Par Garnel MICHEL, médecin, activiste sur les questions de Protection sociale. 12 mars 2024
« Si nous ne construisons pas le premier, le second s’installera en catastrophe… »
Depuis déjà très longtemps, il fait mauvais temps sur Haïti. Particulièrement sur la zone métropolitaine de Port-au-Prince, où toute une population est assiégée par les gangs[1]. Une Capitale entourée et enclavée par des groupes de bandits… A chaque jour qui passe, un territoire en plus est perdu – pour emprunter le terme du ministre de la Justice et de la Sécurité publique, l’écrivaine Emmelie Prophète. Ce qui revient à dire, les gangs gagnent en territoire et en puissance, et le gouvernement perd le contrôle. Près d’un demi-million d’habitants contraints de quitter leurs maisons et de fuir à l’intérieur de leur propre pays en raison de conflits, de violences, de violations des droits humains et sont donc devenus des Personnes Déplacées Internes (PDI)[2]. Des milliers de citoyens cherchent un mieux être ailleurs, ils sont légions à attendre un quelconque e-mail responsif de programmes migratoires divers. Un véritable désespoir national.
Si on fait un micro-trottoir pour savoir le plus grave des problèmes en Haïti, c’est un produit importé, le kidnapping[3] qui serait sûrement la plus grande douleur vécue par notre société durant cette décennie. Peut-être durant toute l’année 2023 jusqu’à ce jour, pas un jour sans un cas d’enlèvement – tout au moins dans la zone métropolitaine – des gens de toutes les couches de la société en sont victimes.
Entre-temps, il y a eu un peu partout dans le pays des mouvements de blocage de rues, le fameux « Peyi lòk ou Pays lock », un terme utilisé dans le lexique socio politique et militantiste haïtien, conçu comme une forme de réponse contre l’administration de Jovenel MOISE[4], où des manifestations à répétition, pertes en vies humaines, non-accès à l’eau potable, voies de transport partout barricadées, pneus enflammés, tels sont, entre autres, les éléments qui parsèment la réalité du pays.[5] Les constats et les vécus quotidiens font état d’un pays englouti.
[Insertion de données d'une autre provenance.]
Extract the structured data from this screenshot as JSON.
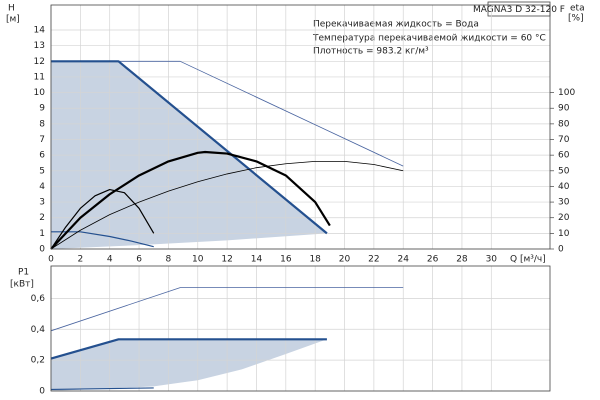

Des personnes meurent chez elles ou dans les rues faute d’accessibilité vers l’hôpital. Des malades décèdent aussi dans les structures hospitalières puisque le personnel médical ne peut pas y arriver, les intrants pharmaceutiques et médicaux sont bloqués ailleurs, pas d’eau courante ni d’électricité. Pas de circulation, ni même un couloir humanitaire.
Une sorte de justice populaire
Le phénomène BwaKale[6] était prévisible et inévitable puisque la population a trop longtemps subi la guerre des gangs. Trop d’enlèvements, trop de rançons, trop de souffrances, et le pire, pas d’arrestations au niveau des bandits, la Police Nationale d’Haïti reste impuissante. Et soudain, le 24 avril 2023 à Canapé-Vert (Port-au-Prince), un bus provenant de Pétion-Ville est contrôlé par la police et 14 personnes suspectes et armées ont été arrêtées par la police, pour enfin être réclamées par une foule en colère après une grande rumeur qu’il s’agissait d’un groupe de bandits en fuite ; ils ont été lynchés, tués et brûlés par la population.[7],[8] Depuis ce jour-là, le phénomène BwaKale est lancé. Ensuite, le mardi 2 mai 2023, pas moins de 6 présumés bandits ont connu le BwaKale dans la commune de Pétion-Ville.[9] C’est environ 160 présumés bandits qui ont été lynchés en un mois seulement, un peu partout à travers le pays.[10]
Ainsi, faut-il bien prendre le temps de noter que la société coure un grand risque avec ce phénomène, certains anticipent des possibilités de massacre, si l’on considère la rapidité avec laquelle le peuple en colère fait son jugement. En fait, il y a eu déjà des victimes par erreur aussi. Voilà pourquoi, beaucoup voient le phénomène comme une réponse à l’injustice et pensent comme l’écrivain FrankÉtienne qui a déclaré sur la radio et télé Métropole et nous citons : « ce mouvement BwaKale doit être structuré et bien organisé parce que les forces en présence sont puissantes et obscures ».
Si c’est vrai qu’il y a certains désaccords sur le mouvement BKL, il est unanimement accepté que la justice est fondamentale dans notre société. D’abord, la justice sociale. D’ailleurs d’aucuns croient que le problème de banditisme surgit à cause des injustices sociales ; peut-être avec raison quand on se souvient de l’une des paroles de Beaubrun Ardouin : « Le gouvernement qui, en Haïti, ne pourra ou ne voudra se convaincre que l’ÉGALITÉ en toutes choses est le DROIT le plus précieux aux yeux du peuple Haïtien, sera toujours exposé à se fourvoyer ». En outre, n’importe quel Haïtien cite facilement la Bible pour dire « La justice élève une nation ».[11]
Au milieu de tout ce débat, une vraie question se pose. Comment combattre, ou du moins, quoi faire pour éviter le banditisme en Haïti. Faut-il aborder la problématique en amont ou en aval. La situation est-elle si grave que les forces de l’ordre sont actuellement dépasser. Faudra-t-on faire appel a une force internationale. Y a-t-il lieu de penser à des négociations avec les gangs. Quid d’une éventuelle possibilité d’amnistie. Autant de questionnements sans réponses et auxquels la société mérite une urgente intervention.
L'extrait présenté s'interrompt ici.